The collection’s chief biographical interest is that it is essentially the only documentation of Cháo Gōngsù’s career: the Sìkù editors reconstruct his offices entirely from internal references in this collection (memorials, -reply letters, dated poems), since neither the Sòng shǐ nor the standard biographical compendia preserve a separate zhuàn. The 1166 bǐngxū New Year poem at Méizhōu and the 1168 carving date together establish that the collection is essentially complete to the latter year; Shī Xuán’s preface explicitly acknowledges the recension is selective from the much-larger Bàojīngtáng gǎo draft archive.

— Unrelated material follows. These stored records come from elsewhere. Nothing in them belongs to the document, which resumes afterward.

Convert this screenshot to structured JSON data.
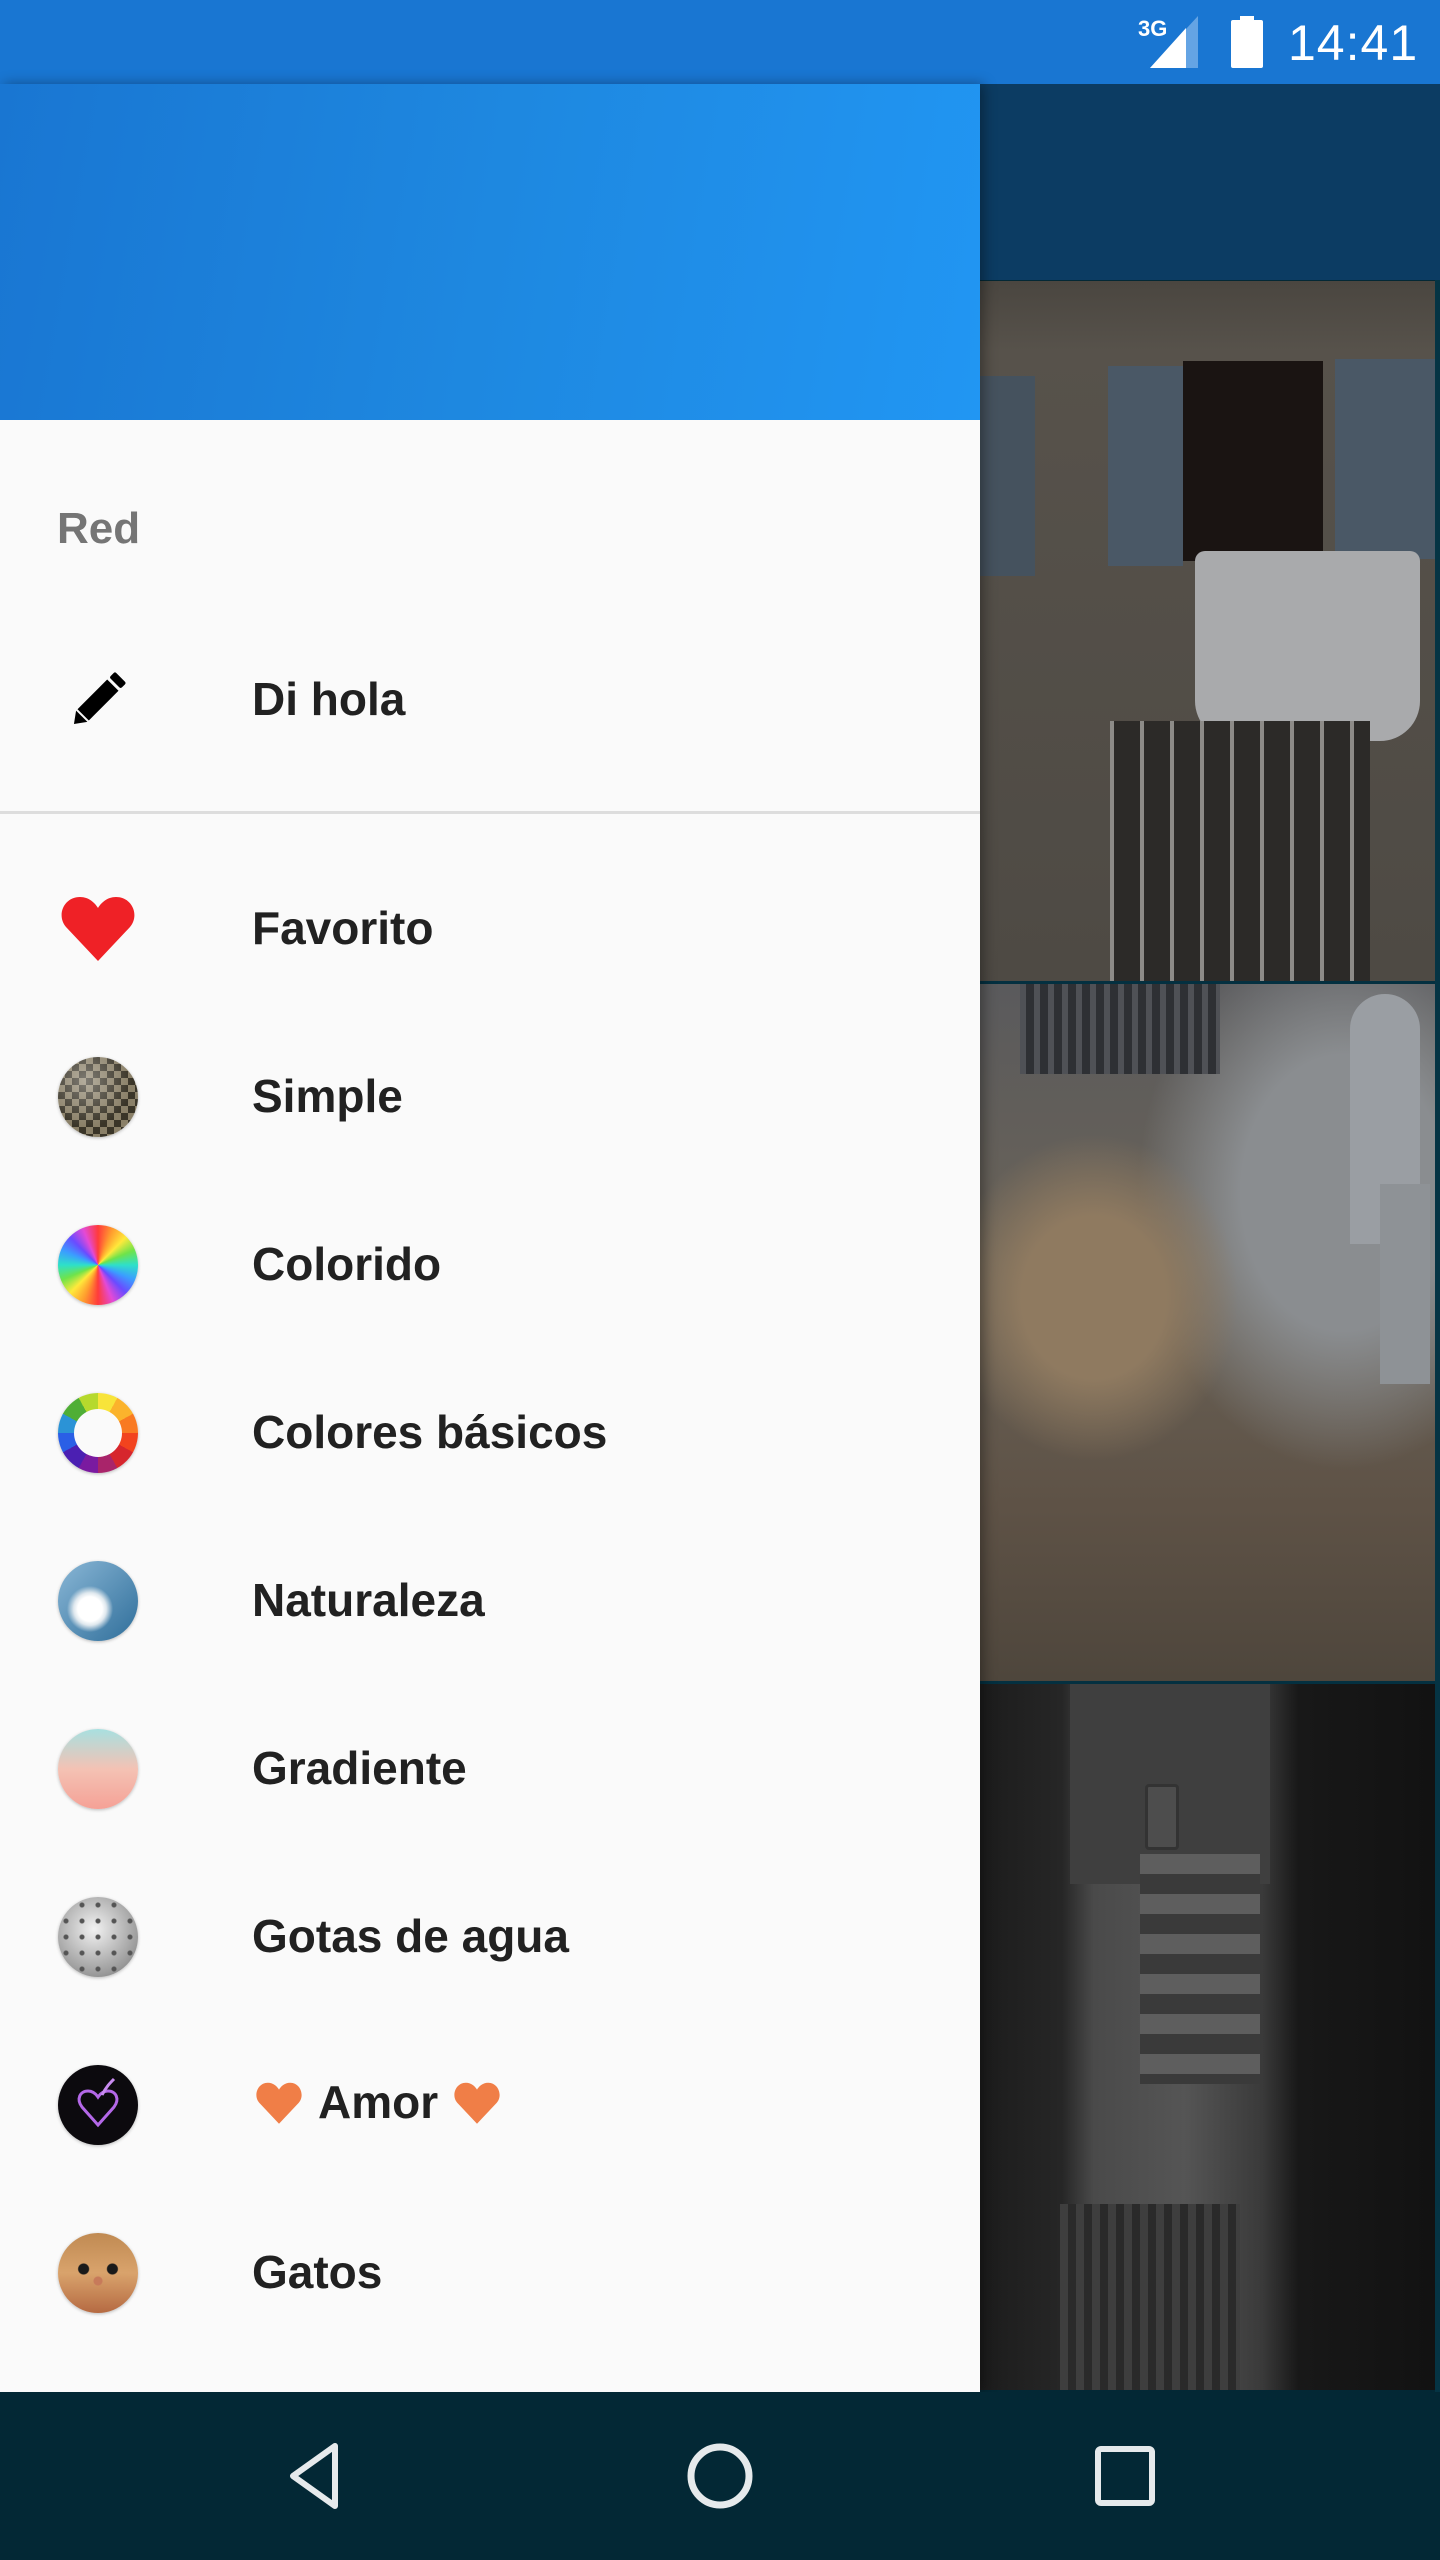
{
  "status_bar": {
    "network_type": "3G",
    "time": "14:41",
    "signal_icon": "cellular-signal-icon",
    "battery_icon": "battery-full-icon"
  },
  "drawer": {
    "section_label": "Red",
    "primary_item": {
      "label": "Di hola",
      "icon": "pencil-icon"
    },
    "items": [
      {
        "label": "Favorito",
        "icon": "heart-icon"
      },
      {
        "label": "Simple",
        "icon": "texture-ball-icon"
      },
      {
        "label": "Colorido",
        "icon": "rainbow-swirl-icon"
      },
      {
        "label": "Colores básicos",
        "icon": "color-wheel-icon"
      },
      {
        "label": "Naturaleza",
        "icon": "dandelion-icon"
      },
      {
        "label": "Gradiente",
        "icon": "gradient-ball-icon"
      },
      {
        "label": "Gotas de agua",
        "icon": "water-drops-icon"
      },
      {
        "label": "Amor",
        "icon": "purple-heart-icon",
        "prefix_emoji": "heart-emoji",
        "suffix_emoji": "heart-emoji"
      },
      {
        "label": "Gatos",
        "icon": "cat-icon"
      }
    ],
    "colors": {
      "header_start": "#1976D2",
      "header_end": "#2196F3",
      "favorite_heart": "#EF2126",
      "amor_heart": "#F07E47"
    }
  },
  "background": {
    "photos": [
      {
        "subject": "building facade with shutters and hanging quilt"
      },
      {
        "subject": "baroque church organ interior"
      },
      {
        "subject": "black and white cobblestone street with lantern"
      }
    ]
  },
  "nav_bar": {
    "back_icon": "back-triangle-icon",
    "home_icon": "home-circle-icon",
    "recents_icon": "recents-square-icon"
  }
}
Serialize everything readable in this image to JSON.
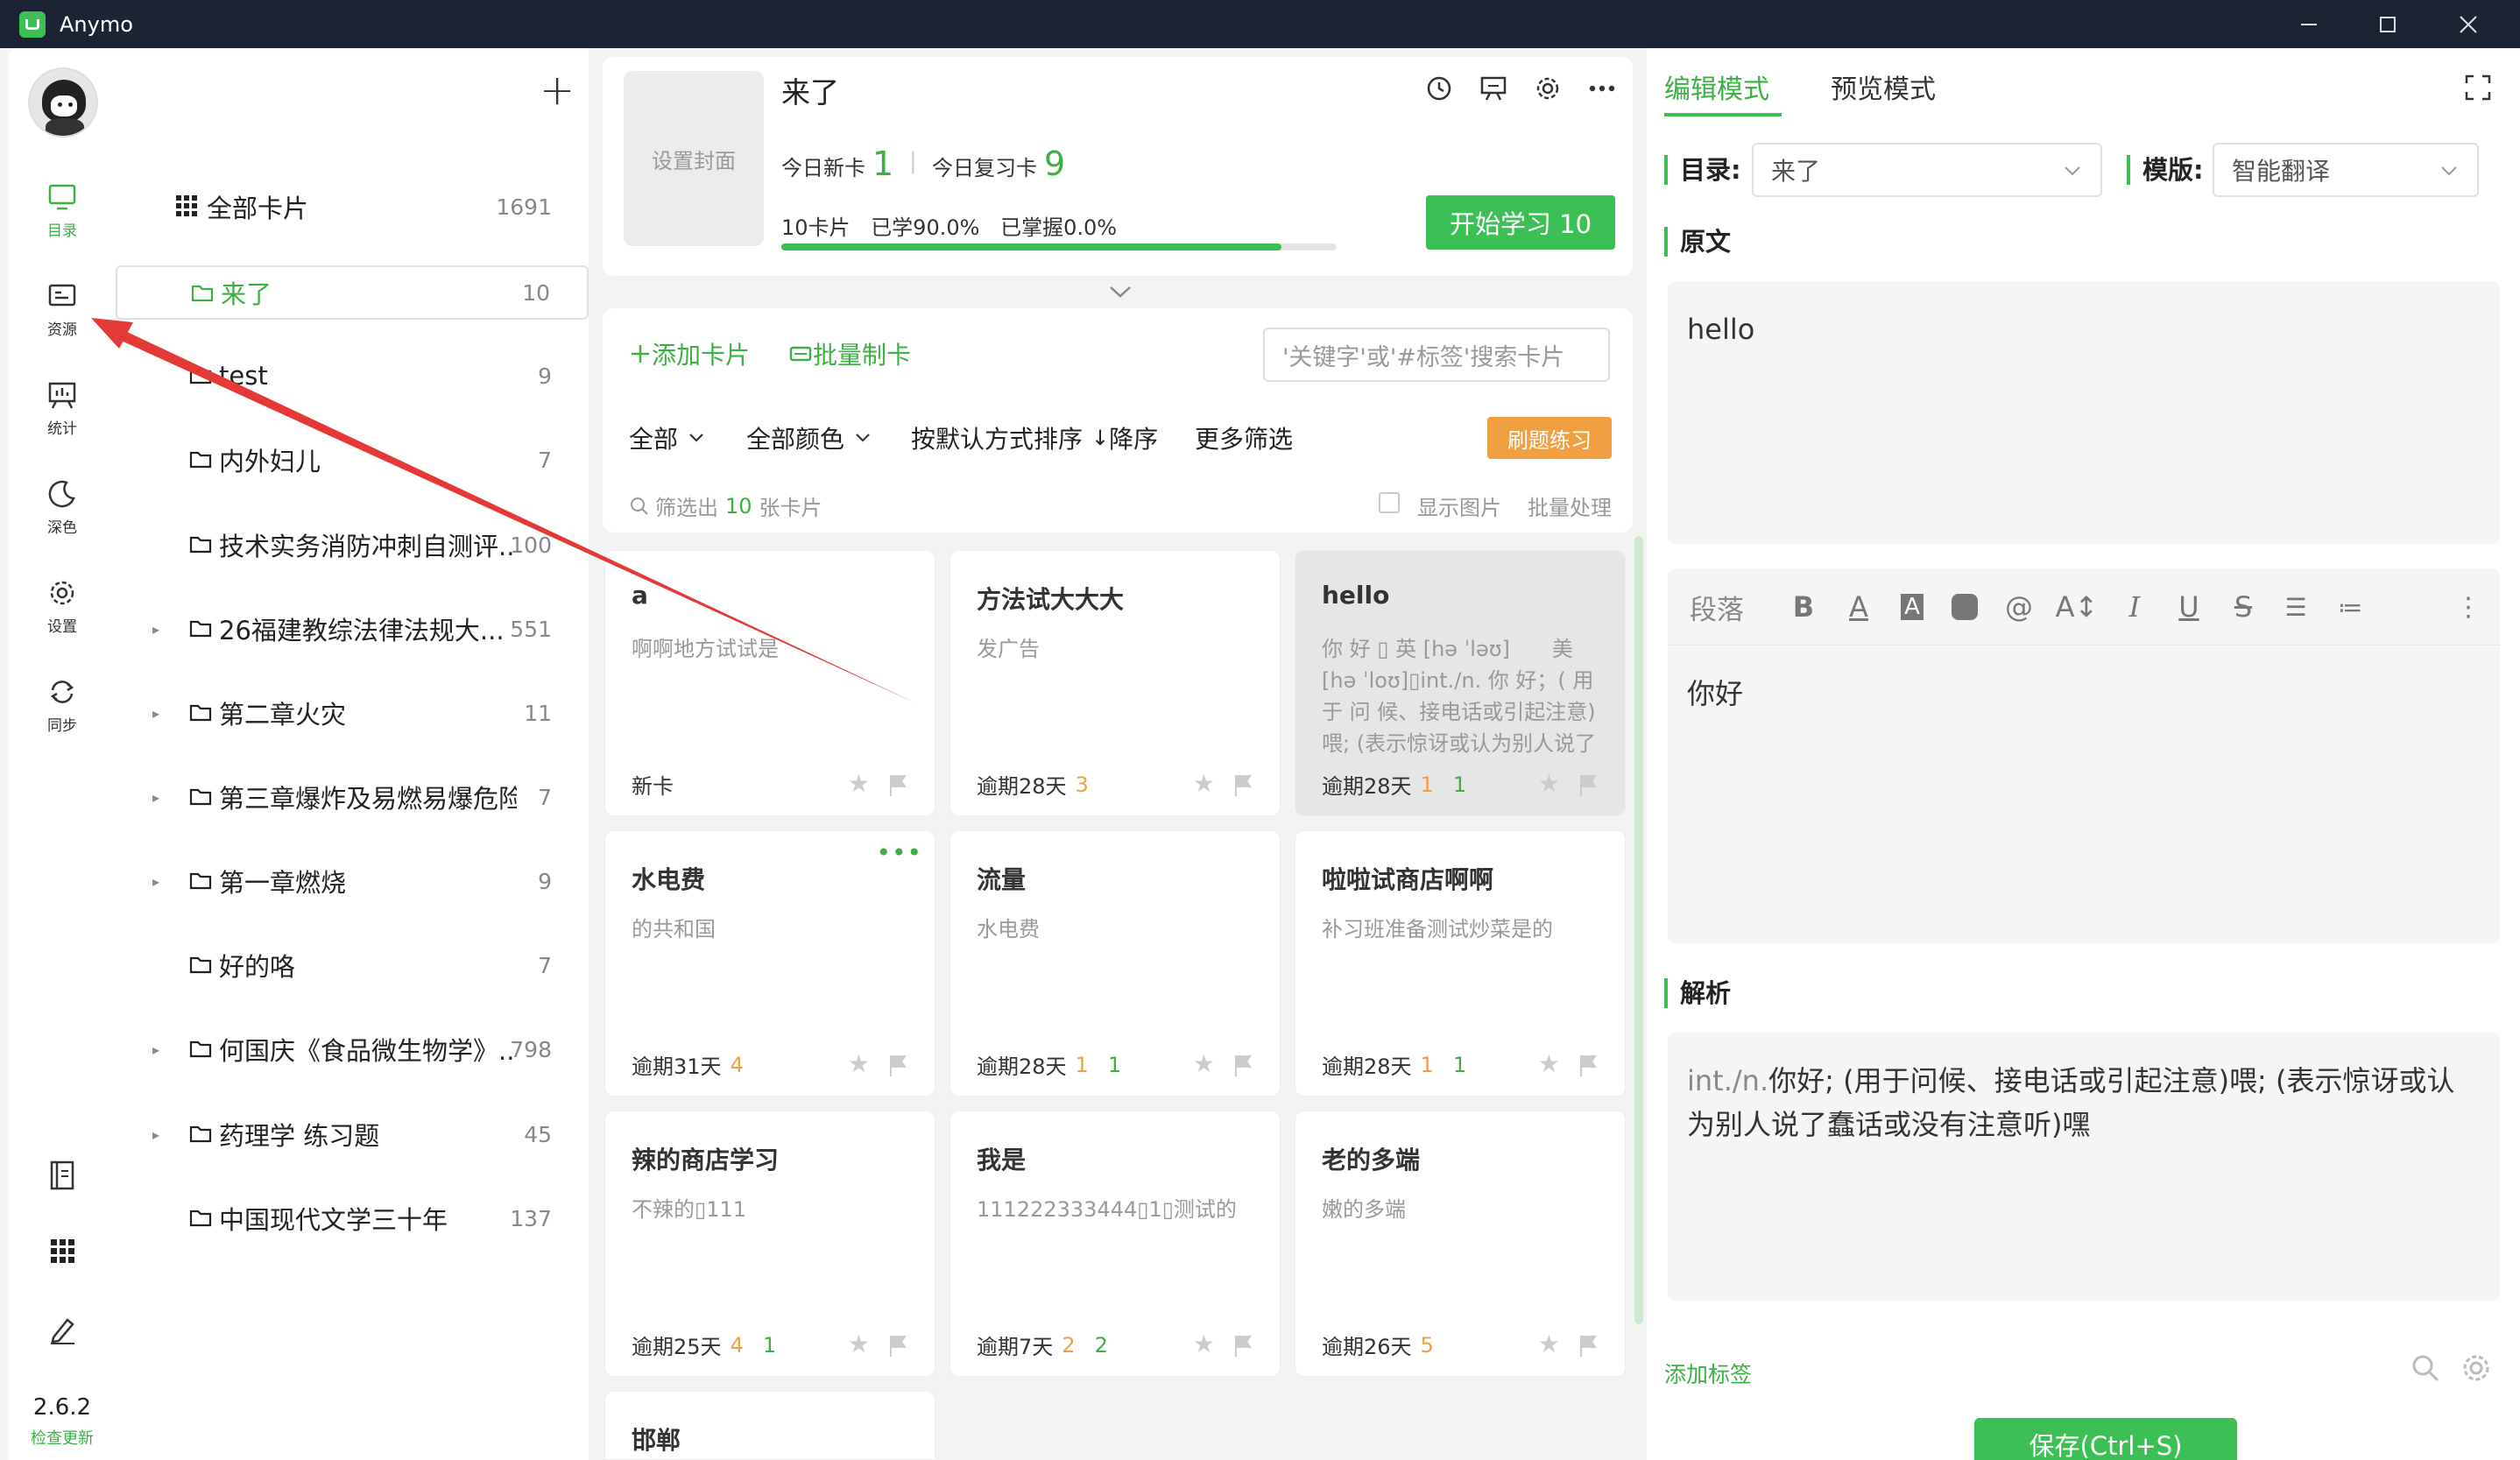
{
  "app": {
    "title": "Anymo",
    "version": "2.6.2",
    "check_update": "检查更新"
  },
  "rail": {
    "items": [
      {
        "label": "目录",
        "icon": "monitor-icon"
      },
      {
        "label": "资源",
        "icon": "resource-icon"
      },
      {
        "label": "统计",
        "icon": "chart-board-icon"
      },
      {
        "label": "深色",
        "icon": "moon-icon"
      },
      {
        "label": "设置",
        "icon": "gear-icon"
      },
      {
        "label": "同步",
        "icon": "sync-icon"
      }
    ],
    "bottom_icons": [
      "book-icon",
      "grid-icon",
      "pen-icon"
    ]
  },
  "folders": {
    "all": {
      "name": "全部卡片",
      "count": "1691"
    },
    "items": [
      {
        "name": "来了",
        "count": "10"
      },
      {
        "name": "test",
        "count": "9"
      },
      {
        "name": "内外妇儿",
        "count": "7"
      },
      {
        "name": "技术实务消防冲刺自测评...",
        "count": "100"
      },
      {
        "name": "26福建教综法律法规大...",
        "count": "551"
      },
      {
        "name": "第二章火灾",
        "count": "11"
      },
      {
        "name": "第三章爆炸及易燃易爆危险...",
        "count": "7"
      },
      {
        "name": "第一章燃烧",
        "count": "9"
      },
      {
        "name": "好的咯",
        "count": "7"
      },
      {
        "name": "何国庆《食品微生物学》...",
        "count": "798"
      },
      {
        "name": "药理学 练习题",
        "count": "45"
      },
      {
        "name": "中国现代文学三十年",
        "count": "137"
      }
    ]
  },
  "deck": {
    "cover_label": "设置封面",
    "title": "来了",
    "new_today_label": "今日新卡",
    "new_today": "1",
    "review_today_label": "今日复习卡",
    "review_today": "9",
    "cards_text": "10卡片",
    "learned_text": "已学90.0%",
    "mastered_text": "已掌握0.0%",
    "progress": 0.9,
    "start_label": "开始学习 10"
  },
  "toolbar": {
    "add_card": "添加卡片",
    "batch_make": "批量制卡",
    "search_placeholder": "'关键字'或'#标签'搜索卡片",
    "filter_all": "全部",
    "filter_color": "全部颜色",
    "sort": "按默认方式排序",
    "sort_dir": "降序",
    "more_filter": "更多筛选",
    "drill": "刷题练习",
    "filtered_prefix": "筛选出",
    "filtered_count": "10",
    "filtered_suffix": "张卡片",
    "show_images": "显示图片",
    "batch_process": "批量处理"
  },
  "cards": [
    {
      "title": "a",
      "body": "啊啊地方试试是",
      "status": "新卡",
      "orange": "",
      "green": ""
    },
    {
      "title": "方法试大大大",
      "body": "发广告",
      "status": "逾期28天",
      "orange": "3",
      "green": ""
    },
    {
      "title": "hello",
      "body": "你 好 ▯ 英 [hə ˈləʊ]　　美 [hə ˈloʊ]▯int./n. 你 好；( 用 于 问 候、接电话或引起注意)喂; (表示惊讶或认为别人说了蠢话...",
      "status": "逾期28天",
      "orange": "1",
      "green": "1"
    },
    {
      "title": "水电费",
      "body": "的共和国",
      "status": "逾期31天",
      "orange": "4",
      "green": ""
    },
    {
      "title": "流量",
      "body": "水电费",
      "status": "逾期28天",
      "orange": "1",
      "green": "1"
    },
    {
      "title": "啦啦试商店啊啊",
      "body": "补习班准备测试炒菜是的",
      "status": "逾期28天",
      "orange": "1",
      "green": "1"
    },
    {
      "title": "辣的商店学习",
      "body": "不辣的▯111",
      "status": "逾期25天",
      "orange": "4",
      "green": "1"
    },
    {
      "title": "我是",
      "body": "111222333444▯1▯测试的",
      "status": "逾期7天",
      "orange": "2",
      "green": "2"
    },
    {
      "title": "老的多端",
      "body": "嫩的多端",
      "status": "逾期26天",
      "orange": "5",
      "green": ""
    },
    {
      "title": "邯郸",
      "body": "",
      "status": "",
      "orange": "",
      "green": ""
    }
  ],
  "editor": {
    "tab_edit": "编辑模式",
    "tab_preview": "预览模式",
    "dir_label": "目录:",
    "dir_value": "来了",
    "tpl_label": "模版:",
    "tpl_value": "智能翻译",
    "original_label": "原文",
    "original_text": "hello",
    "fmt_paragraph": "段落",
    "translation_text": "你好",
    "analysis_label": "解析",
    "analysis_prefix": "int./n.",
    "analysis_text": "你好; (用于问候、接电话或引起注意)喂; (表示惊讶或认为别人说了蠢话或没有注意听)嘿",
    "add_tag": "添加标签",
    "save": "保存(Ctrl+S)"
  },
  "colors": {
    "accent": "#3cc055",
    "orange": "#f0a040",
    "titlebar": "#1c2433",
    "annotation": "#e53935"
  }
}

The dating bracket adopted here uses 1145 as a conservative notBefore (Cháo’s earliest datable activity, around the time of the Shàoxīng 15 examinations) and 1168 as the notAfter (the carving date of the recension); the underlying composition dates run from his probable youth through Méizhōu.

Translations and research

  • de Weerdt, Hilde. 2007. Competition over Content. Harvard. Touches on the Cháo family’s role in Sòng bié-jí culture.
  • Cherniack, Susan. 1994. “Book Culture and Textual Transmission in Sung China.” HJAS 54.1. Discusses the Cháo lineage’s bibliographic significance.

Other points of interest

The Cháo family was one of two or three Sòng lineages most extensively represented in the biéjí tradition; the survival of only Gōngsù’s collection (and the loss of Gōngwǔ’s) is a striking case of selective transmission. Lǐ Xīnchuán’s Cháoyě zájì preserves citations from Cháo Gōngsù’s lost Jīshān rìjì — a journal-form work distinct from this collection.